The SEC declined to comment when asked how long it expects to function using its carryover balances.
If the US Congress is unable to reach a budget deal before the SEC’s emergency reserves are exhausted, fund advisors can expect a few disruptions.
Issuers can submit filings to the agency’s electronic filing systems but the SEC will not process IPO filings and other submissions in the event of a lapse in appropriations. Under this scenario private equity firms could not exit portfolio companies via the public markets.
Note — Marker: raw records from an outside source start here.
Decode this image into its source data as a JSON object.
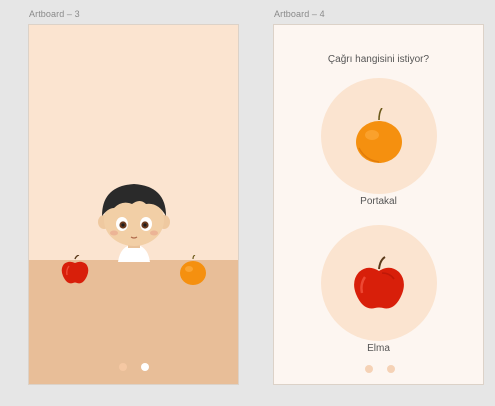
{
  "artboards": [
    {
      "label": "Artboard – 3"
    },
    {
      "label": "Artboard – 4"
    }
  ],
  "screen2": {
    "question": "Çağrı hangisini istiyor?",
    "choices": [
      {
        "label": "Portakal",
        "icon": "orange-icon"
      },
      {
        "label": "Elma",
        "icon": "apple-icon"
      }
    ]
  },
  "pagination": {
    "total": 2,
    "active": 2
  },
  "colors": {
    "background": "#e6e6e6",
    "screen1_wall": "#fbe4d0",
    "screen1_table": "#e8be98",
    "screen2_bg": "#fdf6f1",
    "choice_circle": "#fbe4d0",
    "orange": "#f5900f",
    "apple": "#d81f0a"
  }
}
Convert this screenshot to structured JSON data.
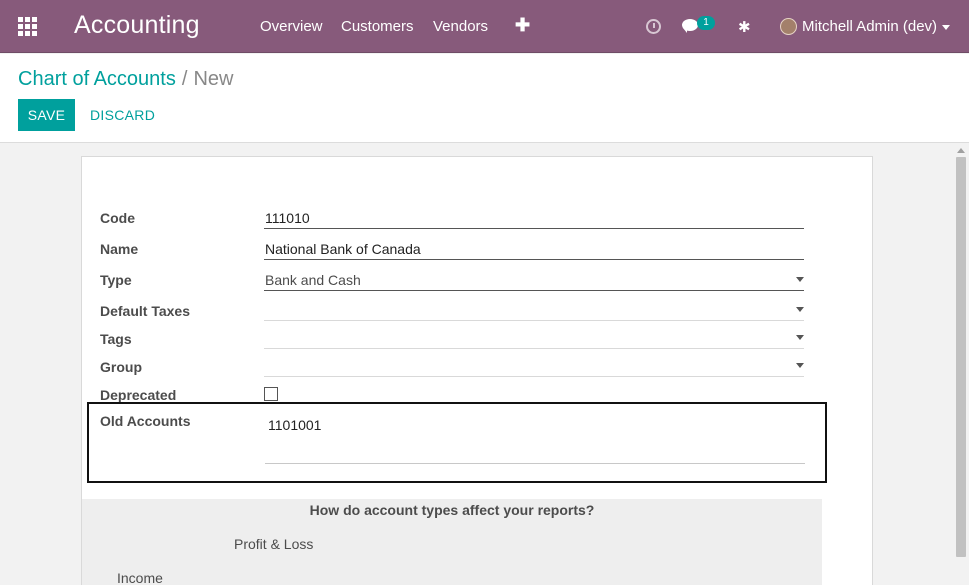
{
  "navbar": {
    "app_title": "Accounting",
    "menu": [
      "Overview",
      "Customers",
      "Vendors"
    ],
    "chat_badge": "1",
    "user_name": "Mitchell Admin (dev)"
  },
  "breadcrumb": {
    "parent": "Chart of Accounts",
    "separator": "/",
    "current": "New"
  },
  "buttons": {
    "save": "SAVE",
    "discard": "DISCARD"
  },
  "form": {
    "code": {
      "label": "Code",
      "value": "111010"
    },
    "name": {
      "label": "Name",
      "value": "National Bank of Canada"
    },
    "type": {
      "label": "Type",
      "value": "Bank and Cash"
    },
    "default_taxes": {
      "label": "Default Taxes",
      "value": ""
    },
    "tags": {
      "label": "Tags",
      "value": ""
    },
    "group": {
      "label": "Group",
      "value": ""
    },
    "deprecated": {
      "label": "Deprecated",
      "checked": false
    },
    "old_accounts": {
      "label": "Old Accounts",
      "value": "1101001"
    }
  },
  "help": {
    "title": "How do account types affect your reports?",
    "profit_loss": "Profit & Loss",
    "income": "Income"
  },
  "colors": {
    "navbar": "#875a7b",
    "accent": "#00a09d"
  }
}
Ahead of a possible shutdown, the SEC “may be working in overdrive to finish processing filings already submitted,” said Lynn, who was with the SEC during the last government shutdown in 1995-1996, when the agency also remained open using leftover funds.
SEC inspections would also be furloughed if Congress fails to act in the short-term, meaning GPs registered with the agency would not face on-site examinations or receive deficiency letters.
In a shutdown, the SEC plans to suspend all non-emergency rule-making, requests for advice, “no-action letters” and its regular oversight of the Public Company Accounting Oversight Board.